At an FDJ team introduction ahead of this weekend’s Paris-Roubaix, French bike maker Lapierre unveiled their new Pulsium endurance road bike that the team will ride to take on the brutal pavé of the cobbled Spring Classic this coming weekend. The bike was designed with rough road racing in mind, and takes the basic SAT elastomer suspension concept from the previous generation Pulsium and updates it to a level of lightweight race-ready performance previously reserved for the Xelius SL race bike range.
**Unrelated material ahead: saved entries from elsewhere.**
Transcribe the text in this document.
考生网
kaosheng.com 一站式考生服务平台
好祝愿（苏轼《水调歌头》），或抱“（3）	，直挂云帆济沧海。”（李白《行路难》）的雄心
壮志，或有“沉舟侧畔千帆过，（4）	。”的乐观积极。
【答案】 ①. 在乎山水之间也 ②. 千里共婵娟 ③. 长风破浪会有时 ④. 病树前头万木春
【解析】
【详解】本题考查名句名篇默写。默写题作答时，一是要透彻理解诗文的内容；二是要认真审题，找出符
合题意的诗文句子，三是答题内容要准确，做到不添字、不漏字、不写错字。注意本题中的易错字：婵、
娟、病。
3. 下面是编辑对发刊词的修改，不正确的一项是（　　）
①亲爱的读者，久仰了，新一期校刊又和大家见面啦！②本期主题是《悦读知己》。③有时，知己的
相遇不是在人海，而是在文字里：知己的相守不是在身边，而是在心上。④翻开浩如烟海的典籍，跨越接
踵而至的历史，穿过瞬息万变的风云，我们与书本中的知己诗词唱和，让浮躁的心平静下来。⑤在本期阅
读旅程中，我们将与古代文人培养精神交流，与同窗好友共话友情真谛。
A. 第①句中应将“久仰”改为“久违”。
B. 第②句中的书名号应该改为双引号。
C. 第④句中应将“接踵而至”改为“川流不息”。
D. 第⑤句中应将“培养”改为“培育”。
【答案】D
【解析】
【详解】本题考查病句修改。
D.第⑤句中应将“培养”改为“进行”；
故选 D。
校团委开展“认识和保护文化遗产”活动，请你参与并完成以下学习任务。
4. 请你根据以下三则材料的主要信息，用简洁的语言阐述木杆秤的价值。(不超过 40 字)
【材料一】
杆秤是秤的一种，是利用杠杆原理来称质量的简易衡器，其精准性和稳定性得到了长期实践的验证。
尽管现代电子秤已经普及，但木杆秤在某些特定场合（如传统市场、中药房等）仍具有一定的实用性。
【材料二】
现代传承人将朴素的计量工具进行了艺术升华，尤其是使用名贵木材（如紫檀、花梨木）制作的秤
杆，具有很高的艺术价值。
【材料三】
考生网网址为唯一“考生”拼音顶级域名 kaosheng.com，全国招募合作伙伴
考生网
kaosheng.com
We found the bike lurking in the back of the team truck and on the roof of a team car to get a closer look…
Lapierre and FDJ worked closely on the new Pulsium on the difficult task of finding the best balance between the contradictory concepts of comfort and stiffness that define an endurance race bike, the ultimate goal being to reduce rider fatigue and soak up enough vibration to keep the wheels firmly planted to the road for effective power transfer on even the most extreme surfaces.
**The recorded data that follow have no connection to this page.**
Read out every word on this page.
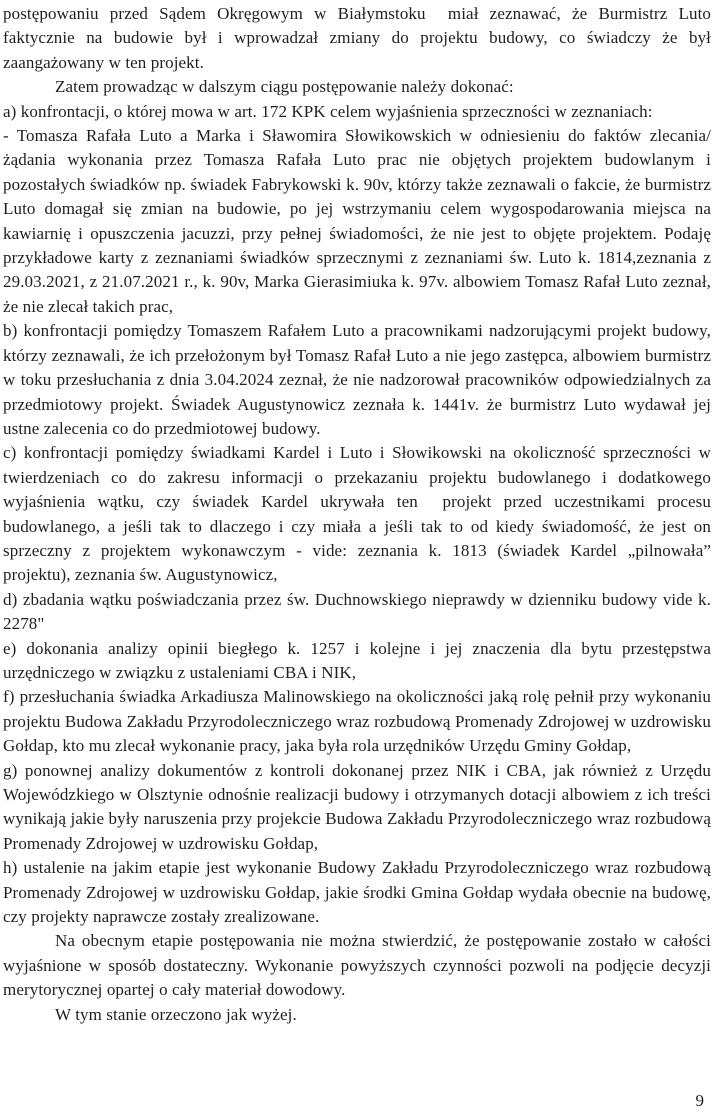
postępowaniu przed Sądem Okręgowym w Białymstoku  miał zeznawać, że Burmistrz Luto faktycznie na budowie był i wprowadzał zmiany do projektu budowy, co świadczy że był zaangażowany w ten projekt.

Zatem prowadząc w dalszym ciągu postępowanie należy dokonać:

a) konfrontacji, o której mowa w art. 172 KPK celem wyjaśnienia sprzeczności w zeznaniach:

- Tomasza Rafała Luto a Marka i Sławomira Słowikowskich w odniesieniu do faktów zlecania/żądania wykonania przez Tomasza Rafała Luto prac nie objętych projektem budowlanym i pozostałych świadków np. świadek Fabrykowski k. 90v, którzy także zeznawali o fakcie, że burmistrz Luto domagał się zmian na budowie, po jej wstrzymaniu celem wygospodarowania miejsca na kawiarnię i opuszczenia jacuzzi, przy pełnej świadomości, że nie jest to objęte projektem. Podaję przykładowe karty z zeznaniami świadków sprzecznymi z zeznaniami św. Luto k. 1814,zeznania z 29.03.2021, z 21.07.2021 r., k. 90v, Marka Gierasimiuka k. 97v. albowiem Tomasz Rafał Luto zeznał, że nie zlecał takich prac,

b) konfrontacji pomiędzy Tomaszem Rafałem Luto a pracownikami nadzorującymi projekt budowy, którzy zeznawali, że ich przełożonym był Tomasz Rafał Luto a nie jego zastępca, albowiem burmistrz w toku przesłuchania z dnia 3.04.2024 zeznał, że nie nadzorował pracowników odpowiedzialnych za przedmiotowy projekt. Świadek Augustynowicz zeznała k. 1441v. że burmistrz Luto wydawał jej ustne zalecenia co do przedmiotowej budowy.

c) konfrontacji pomiędzy świadkami Kardel i Luto i Słowikowski na okoliczność sprzeczności w twierdzeniach co do zakresu informacji o przekazaniu projektu budowlanego i dodatkowego wyjaśnienia wątku, czy świadek Kardel ukrywała ten  projekt przed uczestnikami procesu budowlanego, a jeśli tak to dlaczego i czy miała a jeśli tak to od kiedy świadomość, że jest on sprzeczny z projektem wykonawczym - vide: zeznania k. 1813 (świadek Kardel „pilnowała” projektu), zeznania św. Augustynowicz,

d) zbadania wątku poświadczania przez św. Duchnowskiego nieprawdy w dzienniku budowy vide k. 2278"

e) dokonania analizy opinii biegłego k. 1257 i kolejne i jej znaczenia dla bytu przestępstwa urzędniczego w związku z ustaleniami CBA i NIK,

f) przesłuchania świadka Arkadiusza Malinowskiego na okoliczności jaką rolę pełnił przy wykonaniu projektu Budowa Zakładu Przyrodoleczniczego wraz rozbudową Promenady Zdrojowej w uzdrowisku Gołdap, kto mu zlecał wykonanie pracy, jaka była rola urzędników Urzędu Gminy Gołdap,

g) ponownej analizy dokumentów z kontroli dokonanej przez NIK i CBA, jak również z Urzędu Wojewódzkiego w Olsztynie odnośnie realizacji budowy i otrzymanych dotacji albowiem z ich treści wynikają jakie były naruszenia przy projekcie Budowa Zakładu Przyrodoleczniczego wraz rozbudową Promenady Zdrojowej w uzdrowisku Gołdap,

h) ustalenie na jakim etapie jest wykonanie Budowy Zakładu Przyrodoleczniczego wraz rozbudową Promenady Zdrojowej w uzdrowisku Gołdap, jakie środki Gmina Gołdap wydała obecnie na budowę, czy projekty naprawcze zostały zrealizowane.

Na obecnym etapie postępowania nie można stwierdzić, że postępowanie zostało w całości wyjaśnione w sposób dostateczny. Wykonanie powyższych czynności pozwoli na podjęcie decyzji merytorycznej opartej o cały materiał dowodowy.

W tym stanie orzeczono jak wyżej.

9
Lapierre like to say that FDJ keep them on their feet. And while French road teams have a bit of a reputation for being resistant to change, FDJ has been a team that has shown a lot of interest in new tech, developing & testing bike with Lapierre but also working with Shimano to develop new groupsets and especially the new Dura-Ace power meter crankset.
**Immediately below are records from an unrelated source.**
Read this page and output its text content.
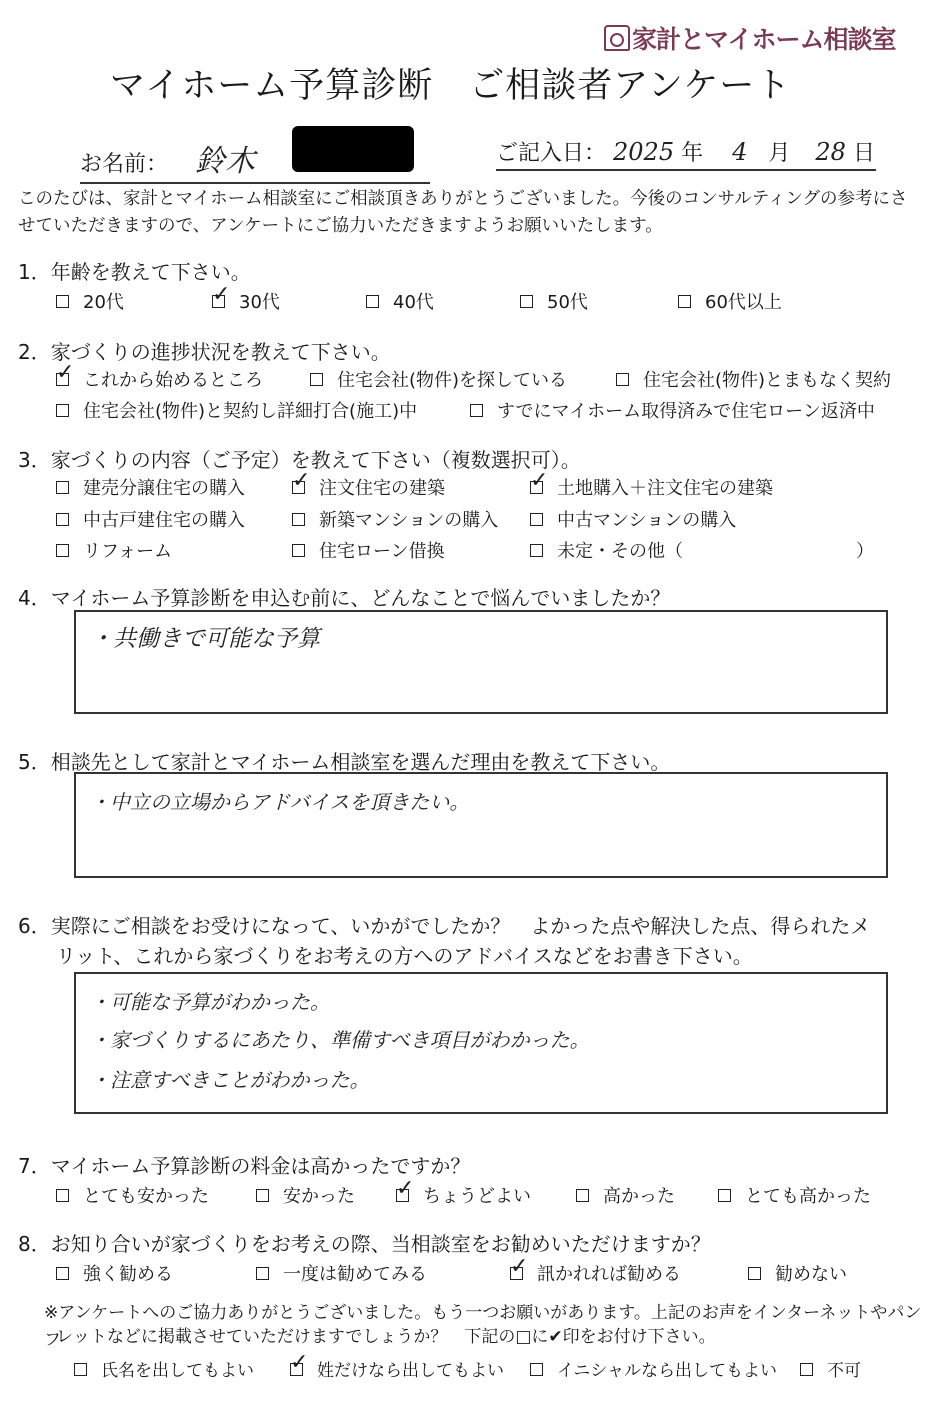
家計とマイホーム相談室
マイホーム予算診断　ご相談者アンケート
お名前： 鈴木	ご記入日： 2025 年 4 月 28 日
このたびは、家計とマイホーム相談室にご相談頂きありがとうございました。今後のコンサルティングの参考にさせていただきますので、アンケートにご協力いただきますようお願いいたします。
1．年齢を教えて下さい。
20代 ✓	30代	40代	50代	60代以上
2．家づくりの進捗状況を教えて下さい。
✓これから始めるところ	住宅会社(物件)を探している	住宅会社(物件)とまもなく契約
住宅会社(物件)と契約し詳細打合(施工)中	すでにマイホーム取得済みで住宅ローン返済中
3．家づくりの内容（ご予定）を教えて下さい（複数選択可）。
建売分譲住宅の購入 ✓	注文住宅の建築 ✓	土地購入＋注文住宅の建築
中古戸建住宅の購入	新築マンションの購入	中古マンションの購入
リフォーム	住宅ローン借換	未定・その他（	）
4．マイホーム予算診断を申込む前に、どんなことで悩んでいましたか？
・共働きで可能な予算
5．相談先として家計とマイホーム相談室を選んだ理由を教えて下さい。
・中立の立場からアドバイスを頂きたい。
6．実際にご相談をお受けになって、いかがでしたか？　よかった点や解決した点、得られたメ
リット、これから家づくりをお考えの方へのアドバイスなどをお書き下さい。
・可能な予算がわかった。
・家づくりするにあたり、準備すべき項目がわかった。
・注意すべきことがわかった。
7．マイホーム予算診断の料金は高かったですか？
とても安かった	安かった ✓	ちょうどよい	高かった	とても高かった
8．お知り合いが家づくりをお考えの際、当相談室をお勧めいただけますか？
強く勧める	一度は勧めてみる ✓	訊かれれば勧める	勧めない
※アンケートへのご協力ありがとうございました。もう一つお願いがあります。上記のお声をインターネットやパンフ
レットなどに掲載させていただけますでしょうか？　下記の□に✔印をお付け下さい。
氏名を出してもよい ✓	姓だけなら出してもよい	イニシャルなら出してもよい	不可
The heart of the bike is a simplified 1-piece SAT (Shock Absorption Technology) elastomer that interrupts the extended seatstays between the seattube and the top tube. The Xelius uses a similar looking frame profile that extends the seatstays around the seattube without touching it to allow for flex & vibration damping in the stays. However the Pulsium connects the seatstays directly to the seattube in a more conventional fashion, but allows flex around the seat cluster where the front & rear triangles can move independently enough to soak up even larger impacts and vibrations.
The new bike now meets the performance needs of the top-level professional racers with much improved lateral stiffness, while still delivering the vibration damping character that will help them reach the velodrome finish fresh enough to contest the final sprint. FDJ will race the new bike in this model year 2018 Pulsium Ultimate FDJ tricolore paint scheme with fully chromed out logos.
Like many of the modern crop of endurance race bikes, the new Pulsium gets relatively slender seatstays & toptube, that are then complemented by a massive downtube, BB & chainstays (what Lapierre calls Powerbox tech) to deliver efficient power transfer. The bike also includes an updated fork and steepened headtube angle that doesn’t seem to offer much more in the way of comfort, but does reduce lateral flex for improved tracking on rough terrain and more race-ready offset for responsive steering. It also gets Lapierre’s modular internal routing & recent Di2 battery trap door to get the bike weight low (and easy to access) at the BB.
The new Pulsium for now has been shown in a single bolt, rim brake only version for the FDJ team, but we anticipate that a new disc brake version could be close on its heels, possibly as early as this summer.